Clementi's suicide, along with the other eight, went viral and they saturated the media. Those of us in the African-American community, however, were not surprised that Joseph Jefferson's suicide, just two months later that November, went unnoticed. Jefferson, a 26-year-old African-American gay youth activist, took his own life; he worked with HIV/AIDS charities and was an assistant to promoters of Black LGBTQ events in NYC.

"I could not bear the burden of living as a gay man of color in a world grown cold and hateful towards those of us who live and love differently than the so-called 'social mainstream,'" Jefferson posted on his Facebook page the day he killed himself.

African-American LGBTQ individuals residing in the Black communities are frequently the subjects of bullying, which often times lead to their death by suicide or gang violence. In 2006, Michael Sandy was killed after being hit by a car while he was trying to escape attackers in Brooklyn on Plumb Beach. Sandy and a man arranged to meet after their exchange in an online gay chat room. When Sandy arrived, he was confronted by four men who robbed him and chased him onto the highway. Sandy was then hit by an oncoming vehicle and died from brain injuries.

Walker found her son, Carl Joseph Walker-Hoover, hanging by an extension cord on the second floor of their home after he endured endless anti-gay and homophobic taunts by schoolmates, although Carl never identified as gay.

And with homophobia being what it is in the African-American community, I imagined Carl must have experienced an endless cycle of bullying.

The harm from bullying and the toll it takes—not only on our kids but also the society at large—is far greater than people realize.

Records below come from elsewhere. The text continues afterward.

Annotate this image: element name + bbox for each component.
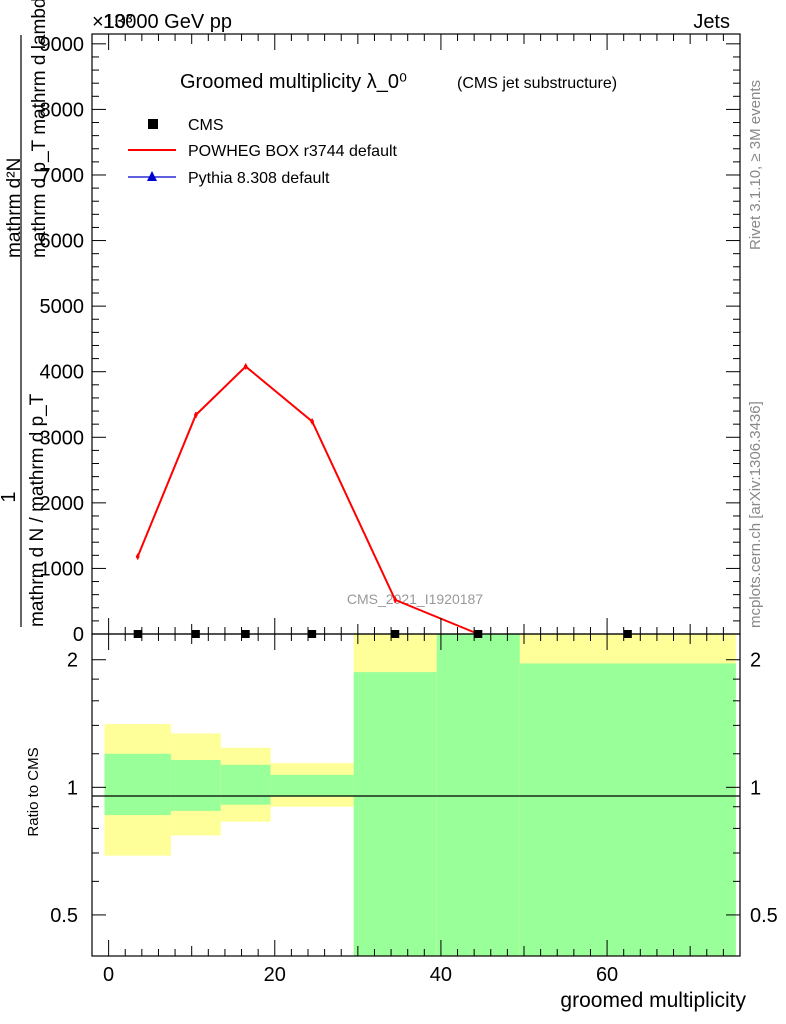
powheg-line — [136, 365, 479, 635]
y-label-denominator: mathrm d N / mathrm d p_T — [27, 393, 48, 627]
powheg-point-1 — [194, 413, 198, 417]
y-label-ratio: Ratio to CMS — [25, 747, 42, 836]
x-axis-label: groomed multiplicity — [560, 989, 746, 1012]
main-y-tick-label-7: 7000 — [40, 165, 85, 187]
ratio-stat-band-2 — [220, 764, 271, 805]
ratio-y-tick-label-right-2: 2 — [750, 650, 761, 672]
ratio-y-tick-label-left-0: 0.5 — [50, 905, 78, 927]
chart-title: Groomed multiplicity λ_0⁰ — [180, 71, 407, 93]
chart-subtitle: (CMS jet substructure) — [457, 75, 617, 92]
side-rivet-label: Rivet 3.1.10, ≥ 3M events — [747, 80, 764, 250]
header-left: 13000 GeV pp — [103, 11, 232, 33]
powheg-point-4 — [393, 598, 398, 602]
ratio-stat-band-4 — [353, 672, 437, 956]
legend-pythia-label: Pythia 8.308 default — [188, 170, 330, 187]
main-y-tick-label-3: 3000 — [40, 427, 85, 449]
main-y-tick-label-8: 8000 — [40, 99, 85, 121]
legend: CMS POWHEG BOX r3744 default Pythia 8.30… — [128, 117, 398, 187]
x-tick-label-3: 60 — [596, 964, 618, 986]
x-tick-label-0: 0 — [103, 964, 114, 986]
legend-cms-marker — [148, 119, 158, 129]
main-y-tick-label-2: 2000 — [40, 493, 85, 515]
ratio-stat-band-0 — [104, 753, 171, 816]
y-label-second-numerator: mathrm d²N — [4, 158, 25, 258]
ratio-stat-band-1 — [170, 760, 221, 811]
ratio-stat-band-5 — [436, 634, 520, 956]
side-mcplots-label: mcplots.cern.ch [arXiv:1306.3436] — [747, 401, 764, 628]
ratio-stat-band-6 — [519, 663, 736, 956]
x-tick-label-1: 20 — [264, 964, 286, 986]
powheg-point-2 — [243, 364, 248, 369]
y-label-numerator-one: 1 — [0, 491, 20, 502]
main-y-tick-label-9: 9000 — [40, 34, 85, 56]
x-tick-label-2: 40 — [430, 964, 452, 986]
analysis-watermark: CMS_2021_I1920187 — [347, 591, 483, 607]
main-y-tick-label-1: 1000 — [40, 558, 85, 580]
ratio-y-tick-label-right-0: 0.5 — [750, 905, 778, 927]
header-right: Jets — [693, 11, 730, 33]
ratio-bands — [104, 634, 736, 956]
powheg-point-0 — [135, 554, 140, 559]
main-y-tick-label-6: 6000 — [40, 231, 85, 253]
ratio-plot-frame — [91, 633, 741, 957]
ratio-stat-band-3 — [270, 774, 354, 797]
ratio-y-tick-label-left-2: 2 — [67, 650, 78, 672]
main-y-tick-label-4: 4000 — [40, 362, 85, 384]
main-y-tick-label-0: 0 — [73, 624, 84, 646]
powheg-point-3 — [310, 419, 314, 424]
ratio-y-tick-label-right-1: 1 — [750, 777, 761, 799]
legend-cms-label: CMS — [188, 117, 224, 134]
main-y-tick-label-5: 5000 — [40, 296, 85, 318]
ratio-y-tick-label-left-1: 1 — [67, 777, 78, 799]
y-label-second-denominator: mathrm d p_T mathrm d lambda — [29, 0, 50, 258]
legend-powheg-label: POWHEG BOX r3744 default — [188, 143, 398, 160]
header-exponent: ×10³ — [92, 11, 133, 33]
legend-pythia-marker — [147, 171, 157, 181]
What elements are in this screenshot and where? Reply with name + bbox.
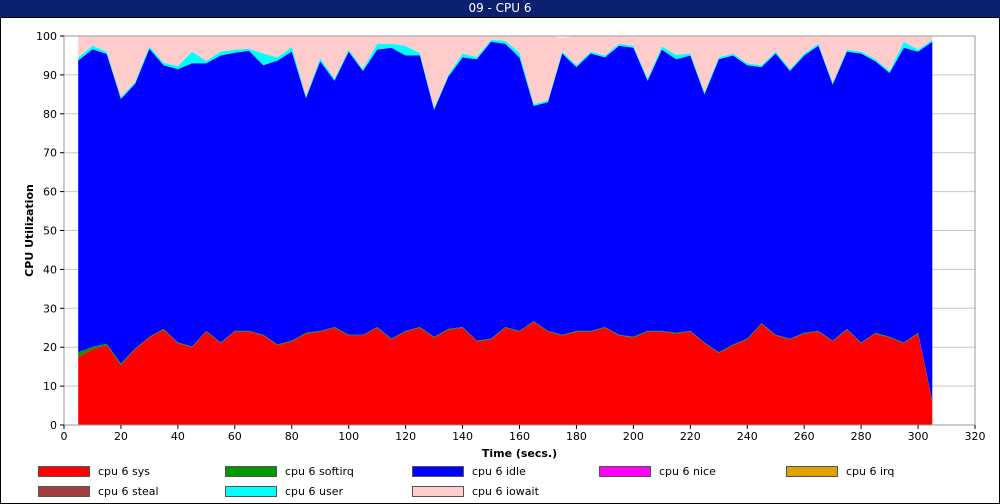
x-tick-label: 40 [171,430,185,443]
series-area-cpu-6-softirq [78,321,933,402]
y-axis-label: CPU Utilization [23,184,36,277]
legend-item: cpu 6 sys [38,465,218,479]
x-tick-label: 200 [623,430,644,443]
y-tick-label: 80 [43,108,57,121]
y-tick-label: 30 [43,302,57,315]
y-tick-label: 70 [43,147,57,160]
legend-label: cpu 6 irq [846,465,895,478]
x-tick-label: 260 [794,430,815,443]
x-tick-label: 180 [566,430,587,443]
legend-item: cpu 6 iowait [412,485,592,499]
x-tick-label: 20 [114,430,128,443]
axes [60,35,976,429]
series-area-cpu-6-idle [78,41,933,401]
legend-label: cpu 6 steal [98,485,159,498]
x-tick-labels: 0 20 40 60 80 100 120 140 160 180 200 220 240 260 280 3… [61,430,986,443]
legend-label: cpu 6 idle [472,465,526,478]
legend-label: cpu 6 iowait [472,485,539,498]
legend-label: cpu 6 softirq [285,465,354,478]
legend-swatch [38,466,90,477]
legend-swatch [412,486,464,497]
y-tick-label: 40 [43,263,57,276]
x-tick-label: 320 [965,430,986,443]
x-tick-label: 160 [509,430,530,443]
x-tick-label: 0 [61,430,68,443]
legend-swatch [599,466,651,477]
stacked-areas [78,36,933,425]
x-tick-label: 100 [338,430,359,443]
legend-item: cpu 6 softirq [225,465,405,479]
legend-swatch [225,486,277,497]
legend-item: cpu 6 nice [599,465,779,479]
x-tick-label: 240 [737,430,758,443]
legend-label: cpu 6 sys [98,465,150,478]
x-tick-label: 220 [680,430,701,443]
legend-swatch [38,486,90,497]
legend-item: cpu 6 idle [412,465,592,479]
y-tick-label: 90 [43,69,57,82]
legend-swatch [786,466,838,477]
x-axis-label: Time (secs.) [482,447,557,460]
legend-item: cpu 6 user [225,485,405,499]
y-tick-label: 60 [43,186,57,199]
x-tick-label: 300 [908,430,929,443]
legend-item: cpu 6 steal [38,485,218,499]
x-tick-label: 140 [452,430,473,443]
legend-swatch [225,466,277,477]
series-area-cpu-6-sys [78,321,933,425]
series-area-cpu-6-iowait [78,36,933,108]
x-tick-label: 120 [395,430,416,443]
y-tick-label: 0 [50,419,57,432]
legend-label: cpu 6 nice [659,465,716,478]
x-tick-label: 60 [228,430,242,443]
y-tick-label: 20 [43,341,57,354]
y-tick-labels: 0 10 20 30 40 50 60 70 80 90 100 [36,30,57,432]
legend-swatch [412,466,464,477]
legend-item: cpu 6 irq [786,465,966,479]
y-tick-label: 50 [43,225,57,238]
x-tick-label: 80 [285,430,299,443]
x-tick-label: 280 [851,430,872,443]
window-title: 09 - CPU 6 [0,0,1000,17]
y-tick-label: 10 [43,380,57,393]
legend-label: cpu 6 user [285,485,343,498]
y-tick-label: 100 [36,30,57,43]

At the press conference, Walker highlighted those concerns.

"In the immortal words of U.S. Supreme Court Chief Justice Earl Warren, 'It is doubtful that any child may reasonably be expected to succeed in life if he is denied the opportunity of an education.' Bias, bullying, and harassment currently stand between too many youth and this essential opportunity," she said.

Walker is right. Anti-gay bullying truncates a child's academic ability to excel. And the cost, while immediately about the child, is an equally greater cost to us as a society down the road.

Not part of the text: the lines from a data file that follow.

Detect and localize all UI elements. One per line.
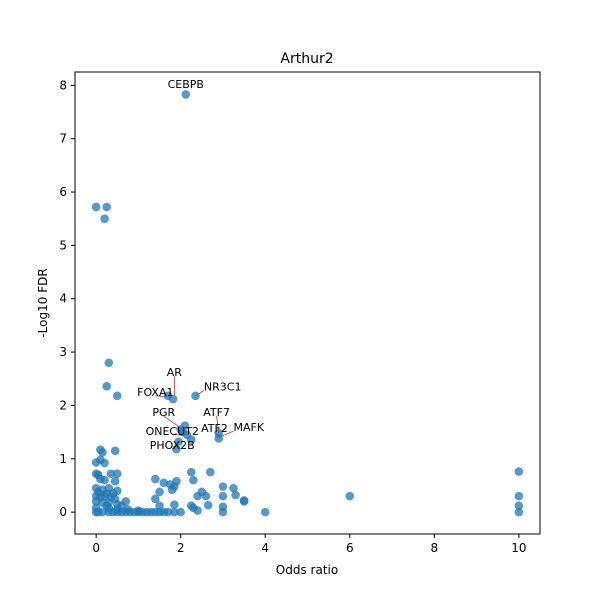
data-point [514, 501, 524, 511]
data-point [102, 381, 112, 391]
data-point [106, 469, 116, 479]
data-point [231, 490, 240, 500]
data-point [174, 437, 183, 447]
data-point [345, 491, 355, 501]
data-point [110, 476, 120, 486]
data-point [514, 507, 524, 517]
y-tick-label: 2 [59, 398, 67, 412]
annotation-label: ATF2 [201, 422, 228, 435]
annotation-label: ATF7 [203, 406, 230, 419]
data-point [112, 391, 122, 401]
y-tick-label: 0 [59, 505, 67, 519]
annotation-labels: CEBPB AR NR3C1 FOXA1 PGR ATF7 ATF2 MAFK ONECUT2P… [137, 78, 265, 452]
x-axis-label: Odds ratio [276, 563, 338, 577]
y-tick-label: 7 [59, 132, 67, 146]
data-point [155, 501, 164, 511]
data-point [155, 487, 164, 497]
data-point [167, 485, 177, 495]
data-point [98, 507, 107, 517]
annotation-label: MAFK [234, 421, 265, 434]
data-point [91, 497, 101, 506]
data-point [239, 497, 249, 506]
y-tick-label: 4 [59, 292, 67, 306]
data-points [91, 90, 524, 517]
data-point [201, 491, 211, 501]
data-point [98, 448, 107, 457]
data-point [172, 444, 181, 454]
data-point [218, 491, 228, 501]
data-point [151, 494, 160, 504]
data-point [214, 434, 224, 443]
data-point [514, 491, 524, 501]
data-point [163, 507, 173, 517]
annotation-label: NR3C1 [204, 380, 242, 393]
data-point [186, 435, 196, 444]
data-point [514, 467, 524, 476]
data-point [102, 202, 112, 212]
annotation-label: AR [167, 366, 183, 379]
x-tick-label: 4 [261, 541, 269, 555]
y-tick-label: 3 [59, 345, 67, 359]
y-tick-label: 6 [59, 185, 67, 199]
data-point [112, 469, 122, 479]
y-tick-label: 1 [59, 452, 67, 466]
x-tick-label: 6 [346, 541, 354, 555]
data-point [100, 214, 109, 224]
x-tick-label: 2 [177, 541, 185, 555]
y-axis-ticks: 0 1 2 3 4 5 6 7 8 [59, 78, 75, 519]
data-point [151, 474, 160, 484]
data-point [193, 491, 202, 501]
x-axis-ticks: 0 2 4 6 8 10 [92, 534, 527, 555]
annotation-label: FOXA1 [137, 386, 173, 399]
y-tick-label: 5 [59, 238, 67, 252]
data-point [110, 446, 120, 456]
data-point [203, 500, 213, 510]
data-point [205, 467, 215, 477]
data-point [91, 202, 101, 212]
y-axis-label: -Log10 FDR [36, 268, 50, 337]
data-point [100, 475, 109, 485]
annotation-label: PHOX2B [150, 439, 195, 452]
data-point [260, 507, 270, 517]
data-point [100, 458, 109, 468]
chart-title: Arthur2 [280, 51, 333, 67]
data-point [176, 507, 185, 517]
annotation-label: PGR [152, 406, 175, 419]
data-point [218, 482, 228, 491]
data-point [104, 358, 114, 368]
data-point [193, 506, 202, 515]
data-point [170, 507, 179, 517]
data-point [170, 500, 179, 509]
data-point [229, 483, 238, 493]
data-point [168, 394, 178, 404]
annotation-label: ONECUT2 [146, 425, 199, 438]
data-point [189, 475, 198, 485]
data-point [186, 467, 196, 477]
x-tick-label: 8 [430, 541, 438, 555]
x-tick-label: 10 [511, 541, 526, 555]
data-point [181, 90, 191, 99]
data-point [218, 507, 228, 517]
plot-area-frame [74, 71, 541, 535]
data-point [191, 391, 200, 401]
y-tick-label: 8 [59, 78, 67, 92]
annotation-label: CEBPB [168, 78, 204, 91]
x-tick-label: 0 [92, 541, 100, 555]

Anti-gay bullying is not to be endured or tolerated. It must be stopped by us all—and at all levels, from our legislators to our educators.

In 2010 Massachusetts Gov. Deval Patrick signed a strong anti-bullying legislation cementing the state's commitment to changing the culture of bullying in schools, and Gay and Lesbian Advocates and Defenders (GLAD) was involved in the drafting and legislative process from beginning to end.

Victims of bullying endure a host of emotional problems. They become anxious and insecure, and they suffer from low self-esteem because the targeting of them has made them feel isolated, helpless, and vulnerable. Those feelings are just merely some of what we can surmise Carl and Tyler experienced.

Countless others, unfortunately, will experience those same feelings during this school year.